According to Stramer, finding nine in 3.7 million blood donations positive for HBV DNA "was a little higher than we would have expected," which suggested that prior screening methods were missing a significant number of HBV infections.
In an e-mail to PCR Insider, Pat Gahan, vice president and head of commercial operations for the Americas at Novartis Diagnostics, noted that the study "further underscores the value of NAT testing and the Procleix Ultrio test to to provide highly sensitive detection not only for HIV-1 and hepatitis C virus, but also very low level hepatitis B virus that might be missed by traditional serology testing. This can be critical for intercepting blood from donors who have early stage, asymptomatic, or latent chronic infections."
Gahan added that the study "underscores the leadership of blood banks like the American Red Cross, which have pro-actively adopted NAT testing for hepatitis B virus. Even in the US, which has low rates of HBV infection and high rates of HBV vaccination, NAT testing and the Procleix Ultrio assay have played a key role in further increasing blood safety."
In another unexpected finding from the study, six of the nine yield donors previously had received the HBV vaccine and developed a subclinical, medically inconsequential HBV infection. Among those six subjects, five showed infection with an HBV subtype different than that used in the vaccine; and the sixth showed infection with the subtype used in the vaccine but had received the vaccine 27 years prior.
"In theory, they should not have been infected, because the vaccine should not only prevent clinical disease, but the theory is that it should also prevent infection," Stramer said. "So perhaps the vaccine doesn't provide as good protection from infection for genotypes that differ from the parent genotype. That was an unexpected finding, because we would expect that the vaccine would have equal protection to all genotypes."
Although the potential for transmission of these subtype HBV infections has not yet been resolved, Stramer said that "it's only an issue if these people develop clinical hepatitis, which would mean that the vaccine was not efficacious. But all of these individuals had low-level viral infection and cleared their viral infection rapidly."
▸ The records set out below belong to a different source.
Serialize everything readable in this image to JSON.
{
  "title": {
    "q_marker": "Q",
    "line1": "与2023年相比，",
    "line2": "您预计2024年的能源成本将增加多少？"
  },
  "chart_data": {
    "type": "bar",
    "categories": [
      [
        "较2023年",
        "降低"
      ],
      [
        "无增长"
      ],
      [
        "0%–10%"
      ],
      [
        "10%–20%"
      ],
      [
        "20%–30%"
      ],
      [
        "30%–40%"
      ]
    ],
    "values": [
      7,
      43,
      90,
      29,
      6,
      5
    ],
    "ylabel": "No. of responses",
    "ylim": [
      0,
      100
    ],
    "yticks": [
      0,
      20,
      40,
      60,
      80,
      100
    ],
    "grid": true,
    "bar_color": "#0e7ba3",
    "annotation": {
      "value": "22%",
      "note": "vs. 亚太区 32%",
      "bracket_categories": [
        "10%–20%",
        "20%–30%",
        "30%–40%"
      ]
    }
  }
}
As such, the finding "only tell us that with the vaccine, perhaps for different genotypes or after a long period of time following vaccination, you can still get a low-level infection; but that vaccine memory will still protect you from clinical disease," she added.
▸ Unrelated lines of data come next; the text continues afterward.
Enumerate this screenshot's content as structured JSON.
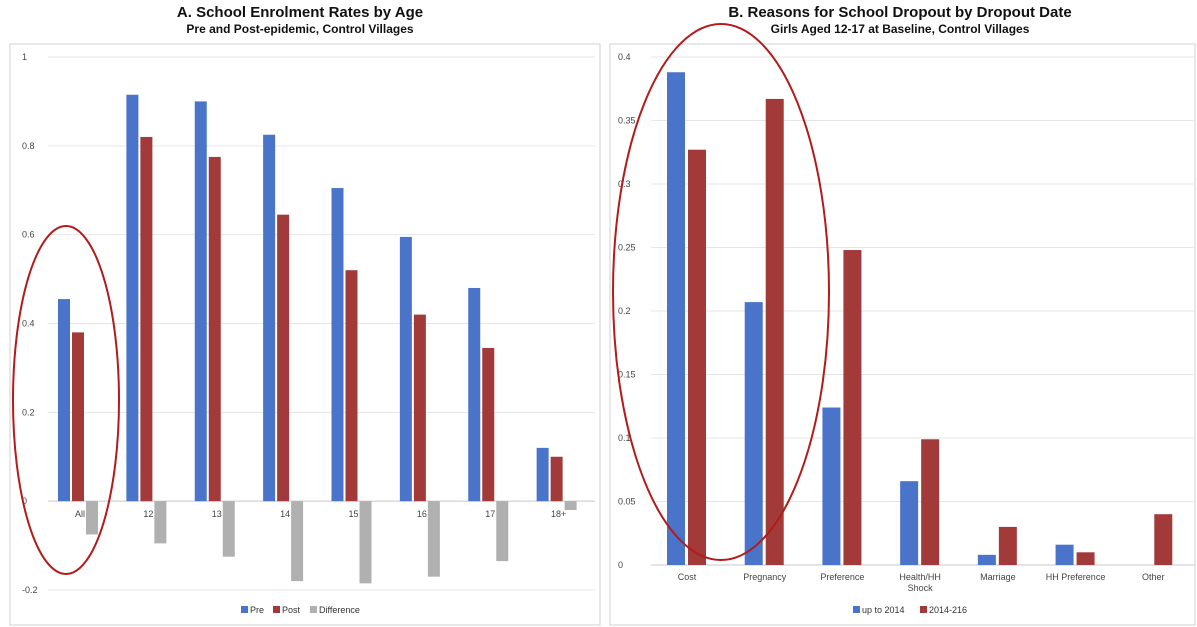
{
  "chart_data": [
    {
      "type": "bar",
      "title": "A. School Enrolment Rates by Age",
      "subtitle": "Pre and Post-epidemic, Control Villages",
      "categories": [
        "All",
        "12",
        "13",
        "14",
        "15",
        "16",
        "17",
        "18+"
      ],
      "series": [
        {
          "name": "Pre",
          "color": "#4a74c9",
          "values": [
            0.455,
            0.915,
            0.9,
            0.825,
            0.705,
            0.595,
            0.48,
            0.12
          ]
        },
        {
          "name": "Post",
          "color": "#a33a3a",
          "values": [
            0.38,
            0.82,
            0.775,
            0.645,
            0.52,
            0.42,
            0.345,
            0.1
          ]
        },
        {
          "name": "Difference",
          "color": "#b0b0b0",
          "values": [
            -0.075,
            -0.095,
            -0.125,
            -0.18,
            -0.185,
            -0.17,
            -0.135,
            -0.02
          ]
        }
      ],
      "yticks": [
        "1",
        "0.8",
        "0.6",
        "0.4",
        "0.2",
        "0",
        "-0.2"
      ],
      "ylim": [
        -0.2,
        1
      ],
      "grid": true,
      "legend_position": "bottom-center"
    },
    {
      "type": "bar",
      "title": "B. Reasons for School Dropout by Dropout Date",
      "subtitle": "Girls Aged 12-17 at Baseline, Control Villages",
      "categories": [
        "Cost",
        "Pregnancy",
        "Preference",
        "Health/HH Shock",
        "Marriage",
        "HH Preference",
        "Other"
      ],
      "category_lines": [
        [
          "Cost"
        ],
        [
          "Pregnancy"
        ],
        [
          "Preference"
        ],
        [
          "Health/HH",
          "Shock"
        ],
        [
          "Marriage"
        ],
        [
          "HH Preference"
        ],
        [
          "Other"
        ]
      ],
      "series": [
        {
          "name": "up to 2014",
          "color": "#4a74c9",
          "values": [
            0.388,
            0.207,
            0.124,
            0.066,
            0.008,
            0.016,
            0.0
          ]
        },
        {
          "name": "2014-216",
          "color": "#a33a3a",
          "values": [
            0.327,
            0.367,
            0.248,
            0.099,
            0.03,
            0.01,
            0.04
          ]
        }
      ],
      "yticks": [
        "0.4",
        "0.35",
        "0.3",
        "0.25",
        "0.2",
        "0.15",
        "0.1",
        "0.05",
        "0"
      ],
      "ylim": [
        0,
        0.4
      ],
      "grid": true,
      "legend_position": "bottom-center"
    }
  ],
  "annotation_color": "#b31b1b"
}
The study was funded in part by Gen-Probe and Novartis, which provided the Ultrio test kits and Tigris instruments. The clinical trial at the heart of the study was conducted to support an investigational protocol designed to determine the frequency of donors testing HBV-seronegative but DNA-positive so that an HBV DNA blood-donation screening claim could be justified for the Ultrio assay on the Tigris platform. Based in part on the results of the trial, the US Food and Drug Administration cleared the test to screen blood for HBV in 2008.
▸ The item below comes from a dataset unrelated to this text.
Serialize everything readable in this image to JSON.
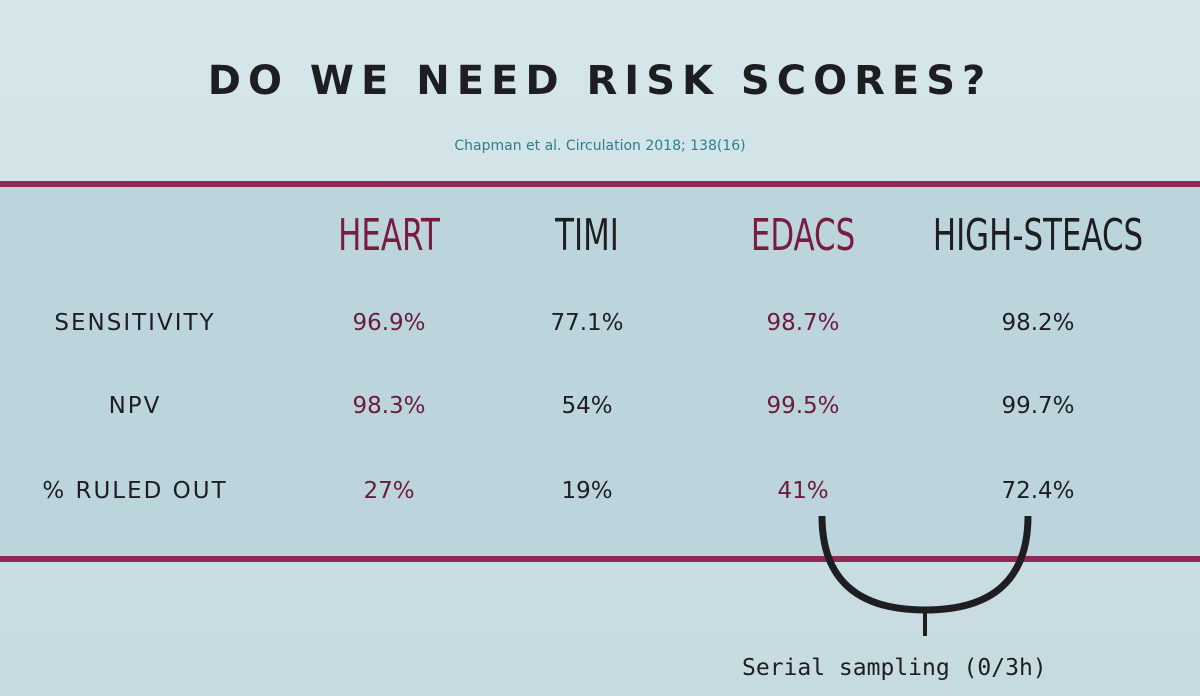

Procleix Ultrio is a single-tube assay that performs HIV-1 RNA, HCV RNA, and HBV DNA target amplification by transcription-mediated amplification; and detects amplification products using hybridization protection assay technology. The FDA first approved the test in May 2007 to screen donated blood, plasma, organs, and tissue for HIV-1 and HCV on the Tigris system, but did not approve the HBV screening claim at the time because the initial study did not demonstrate HBV yield.
Gahan said that currently, more than 80 percent of the US blood supply is screened with Procleix tests.
Roche also markets a triplex nucleic acid test for HIV, HBV, and HCV: the Cobas TaqScreen MPX test for use on the Cobas S 201 system. Roche's test was approved by the FDA in December 2008 to screen donated blood for HIV-1 group M RNA, hepatitis C RNA, and hepatitis B DNA in a single, automated assay.